Is there anything inherently disastrous about this “thumb drive” approach in terms of jeopardising my other pools (4 HDDs in a ZRAID2 configuration) or upsetting TrueNAS in some way?
So long as you do NOT include this thumb drive as part of an existing pool and create a pool of its own, then it shouldn’t jeopardise your other pools.
However:
Flash drives have a much more limited write lifetime (Total Bytes Written) than an SSD - so you might want to think about using e.g. an SSK USB SSD (looks like a flash drive but is an SSD instead)
USB connections are not as reliable as SATA or SAS, so you may get occasional disconnections, and when this happens your pool goes offline (but because it is ZFS it will be fine when you bring it back online).
Excellent: this is what I was hoping to read and the ZFS nature being tolerant of disconnections isn’t something I knew about. very good reasurrance - thanks.
I understand the limits of USB thumb drive flash devices and their connections not being properly reliable but in this case, the data’s ephemeral and it’s just me messing about with some ideas so I don’t mind if it goes wrong.
Interestingly (well, I think it is interesting!) I have just found and ordered a 32 GB Sandisk (Western Digital) uSD card which is specified to 1920TBW* (!). My TN installation has an uSD card slot on its motherboard; I’m intending to try it as the boot pool, just for the fun of experimenting (I have read in the forum about the likely problems of flash wear and speed but in this case it’s an industrial card and it was cheap - £15 - so worth a try).

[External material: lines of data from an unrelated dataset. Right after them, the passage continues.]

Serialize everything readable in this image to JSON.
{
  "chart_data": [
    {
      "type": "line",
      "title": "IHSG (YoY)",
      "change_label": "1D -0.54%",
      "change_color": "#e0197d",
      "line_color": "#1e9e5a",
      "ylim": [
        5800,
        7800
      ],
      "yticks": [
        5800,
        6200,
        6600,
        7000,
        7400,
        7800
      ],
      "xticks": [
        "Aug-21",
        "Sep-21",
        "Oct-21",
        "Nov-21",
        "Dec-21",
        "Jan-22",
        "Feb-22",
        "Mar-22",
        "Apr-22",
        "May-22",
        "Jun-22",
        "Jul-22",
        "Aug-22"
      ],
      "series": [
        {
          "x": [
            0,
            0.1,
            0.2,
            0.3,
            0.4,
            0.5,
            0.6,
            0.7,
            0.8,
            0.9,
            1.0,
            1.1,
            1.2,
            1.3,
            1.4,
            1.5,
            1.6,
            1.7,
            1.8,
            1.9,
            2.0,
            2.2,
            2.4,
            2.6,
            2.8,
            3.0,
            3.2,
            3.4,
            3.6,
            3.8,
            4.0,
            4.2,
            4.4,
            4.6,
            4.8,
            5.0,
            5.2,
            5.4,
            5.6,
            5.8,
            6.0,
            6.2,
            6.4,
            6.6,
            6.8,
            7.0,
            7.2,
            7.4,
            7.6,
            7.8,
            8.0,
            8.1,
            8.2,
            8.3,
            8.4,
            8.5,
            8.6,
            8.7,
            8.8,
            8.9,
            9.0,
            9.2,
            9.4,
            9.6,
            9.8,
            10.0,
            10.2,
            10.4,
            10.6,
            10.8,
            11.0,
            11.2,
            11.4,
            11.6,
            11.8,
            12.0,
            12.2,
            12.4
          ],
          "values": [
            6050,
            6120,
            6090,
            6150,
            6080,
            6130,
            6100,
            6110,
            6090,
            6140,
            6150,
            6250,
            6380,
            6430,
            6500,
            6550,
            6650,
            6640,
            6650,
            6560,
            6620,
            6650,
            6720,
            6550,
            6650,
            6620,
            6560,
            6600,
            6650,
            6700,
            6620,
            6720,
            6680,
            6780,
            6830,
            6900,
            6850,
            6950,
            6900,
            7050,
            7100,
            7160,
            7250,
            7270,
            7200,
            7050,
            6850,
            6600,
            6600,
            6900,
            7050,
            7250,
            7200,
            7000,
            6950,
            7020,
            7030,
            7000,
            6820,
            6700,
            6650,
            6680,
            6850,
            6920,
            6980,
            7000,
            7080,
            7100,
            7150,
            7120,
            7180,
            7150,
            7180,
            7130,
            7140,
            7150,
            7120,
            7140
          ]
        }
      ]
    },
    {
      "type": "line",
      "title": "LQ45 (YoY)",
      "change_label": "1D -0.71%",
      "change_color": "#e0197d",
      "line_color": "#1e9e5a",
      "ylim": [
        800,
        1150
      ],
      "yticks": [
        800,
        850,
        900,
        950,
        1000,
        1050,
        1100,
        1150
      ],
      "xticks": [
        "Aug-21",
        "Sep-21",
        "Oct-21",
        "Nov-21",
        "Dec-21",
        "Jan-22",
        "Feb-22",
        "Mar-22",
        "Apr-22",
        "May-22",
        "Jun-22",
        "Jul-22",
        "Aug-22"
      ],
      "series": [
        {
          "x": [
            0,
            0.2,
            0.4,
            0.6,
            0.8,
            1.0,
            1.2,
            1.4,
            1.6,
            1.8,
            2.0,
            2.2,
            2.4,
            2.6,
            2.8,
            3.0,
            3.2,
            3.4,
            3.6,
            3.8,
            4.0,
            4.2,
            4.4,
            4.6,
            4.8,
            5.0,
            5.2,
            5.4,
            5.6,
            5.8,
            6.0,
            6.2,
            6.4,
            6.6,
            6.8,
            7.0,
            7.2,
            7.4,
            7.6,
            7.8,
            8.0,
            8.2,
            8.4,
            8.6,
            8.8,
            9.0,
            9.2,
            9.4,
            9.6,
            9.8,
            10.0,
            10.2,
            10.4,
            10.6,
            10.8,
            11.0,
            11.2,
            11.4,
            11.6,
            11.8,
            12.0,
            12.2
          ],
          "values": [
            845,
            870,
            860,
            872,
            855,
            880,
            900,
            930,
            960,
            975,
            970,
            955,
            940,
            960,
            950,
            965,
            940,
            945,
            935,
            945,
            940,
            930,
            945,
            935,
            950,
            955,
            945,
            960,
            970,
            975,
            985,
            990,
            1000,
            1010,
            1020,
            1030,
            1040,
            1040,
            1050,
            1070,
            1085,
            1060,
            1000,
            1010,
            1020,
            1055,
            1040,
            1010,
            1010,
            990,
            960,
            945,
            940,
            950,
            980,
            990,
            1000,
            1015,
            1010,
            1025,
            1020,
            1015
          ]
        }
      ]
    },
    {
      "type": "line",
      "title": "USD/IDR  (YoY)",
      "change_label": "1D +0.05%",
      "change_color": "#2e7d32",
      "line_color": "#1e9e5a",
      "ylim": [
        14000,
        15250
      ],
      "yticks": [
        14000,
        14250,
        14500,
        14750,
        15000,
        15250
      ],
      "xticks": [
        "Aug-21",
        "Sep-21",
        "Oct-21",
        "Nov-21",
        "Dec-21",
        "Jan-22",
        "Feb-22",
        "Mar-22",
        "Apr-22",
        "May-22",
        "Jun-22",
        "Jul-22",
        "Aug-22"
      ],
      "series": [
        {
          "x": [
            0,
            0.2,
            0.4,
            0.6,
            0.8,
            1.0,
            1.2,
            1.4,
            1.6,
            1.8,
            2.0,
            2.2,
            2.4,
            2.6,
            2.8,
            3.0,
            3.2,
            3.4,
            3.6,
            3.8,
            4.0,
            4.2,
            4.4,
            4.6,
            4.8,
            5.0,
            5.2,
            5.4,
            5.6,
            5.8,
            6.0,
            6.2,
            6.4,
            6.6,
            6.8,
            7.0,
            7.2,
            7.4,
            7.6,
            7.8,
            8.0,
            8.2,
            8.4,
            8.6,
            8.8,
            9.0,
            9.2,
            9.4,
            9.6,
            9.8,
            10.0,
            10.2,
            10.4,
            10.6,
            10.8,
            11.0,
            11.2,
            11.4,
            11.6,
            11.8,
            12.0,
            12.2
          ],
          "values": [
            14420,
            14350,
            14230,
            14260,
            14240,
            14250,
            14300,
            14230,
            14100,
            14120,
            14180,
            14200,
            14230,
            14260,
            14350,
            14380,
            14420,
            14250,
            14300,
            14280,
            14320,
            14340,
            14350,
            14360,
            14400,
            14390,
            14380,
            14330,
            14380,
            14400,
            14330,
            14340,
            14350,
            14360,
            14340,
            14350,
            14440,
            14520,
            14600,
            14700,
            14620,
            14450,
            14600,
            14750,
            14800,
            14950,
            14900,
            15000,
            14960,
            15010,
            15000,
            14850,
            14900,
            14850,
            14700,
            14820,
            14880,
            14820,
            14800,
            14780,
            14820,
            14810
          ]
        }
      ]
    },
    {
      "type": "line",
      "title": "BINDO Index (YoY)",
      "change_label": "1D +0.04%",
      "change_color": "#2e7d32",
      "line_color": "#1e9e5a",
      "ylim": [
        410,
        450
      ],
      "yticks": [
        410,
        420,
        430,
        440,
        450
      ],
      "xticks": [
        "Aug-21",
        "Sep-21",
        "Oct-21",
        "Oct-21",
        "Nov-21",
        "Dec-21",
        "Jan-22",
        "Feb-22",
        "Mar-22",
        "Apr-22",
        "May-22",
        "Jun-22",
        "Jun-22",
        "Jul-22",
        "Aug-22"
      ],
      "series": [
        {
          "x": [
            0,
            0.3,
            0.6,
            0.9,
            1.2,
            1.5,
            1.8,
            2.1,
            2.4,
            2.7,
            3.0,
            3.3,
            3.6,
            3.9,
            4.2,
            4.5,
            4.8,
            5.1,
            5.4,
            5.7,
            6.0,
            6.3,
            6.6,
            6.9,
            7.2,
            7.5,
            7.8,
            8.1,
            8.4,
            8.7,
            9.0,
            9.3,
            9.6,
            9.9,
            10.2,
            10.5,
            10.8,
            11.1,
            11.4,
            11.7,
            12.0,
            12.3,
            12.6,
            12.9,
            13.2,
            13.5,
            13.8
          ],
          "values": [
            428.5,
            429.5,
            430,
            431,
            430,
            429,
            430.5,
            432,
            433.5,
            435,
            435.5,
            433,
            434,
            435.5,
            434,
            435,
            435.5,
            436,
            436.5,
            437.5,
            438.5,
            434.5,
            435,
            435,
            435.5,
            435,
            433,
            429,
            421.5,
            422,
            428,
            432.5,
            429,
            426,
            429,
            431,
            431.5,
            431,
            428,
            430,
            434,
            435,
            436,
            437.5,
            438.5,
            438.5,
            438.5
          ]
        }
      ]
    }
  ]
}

It would free up a SATA allocation for other experimenting as described here. But now, I think I could consider the uSD card as my “temporary pool” if it being a boot device doesn’t suit me.
But the main thing is it oughtn’t to mess up the existing storage - thanks @Protopia
(*In comparison, the Crucial (Micron) SSD I am using solely for my boot-pool is specified for something in the region of 320 TBW from memory).
ZFS is NOT tollerant of USB disconnects - your pool will likely go offline and stay offline until either a reboot or a physical removal / re-insertion of the drive + possibly a manual action to bring it online.
Nice - it’ll be a good way for me to test a couple of ideas until I work out a better, longer-term solution (which is currently merely a fledgling notion).
Luckily the data is ephemeral - merely jpegs and video clips from me playing around with an NVR - so a relatively unreliable USB destination will suffice for now.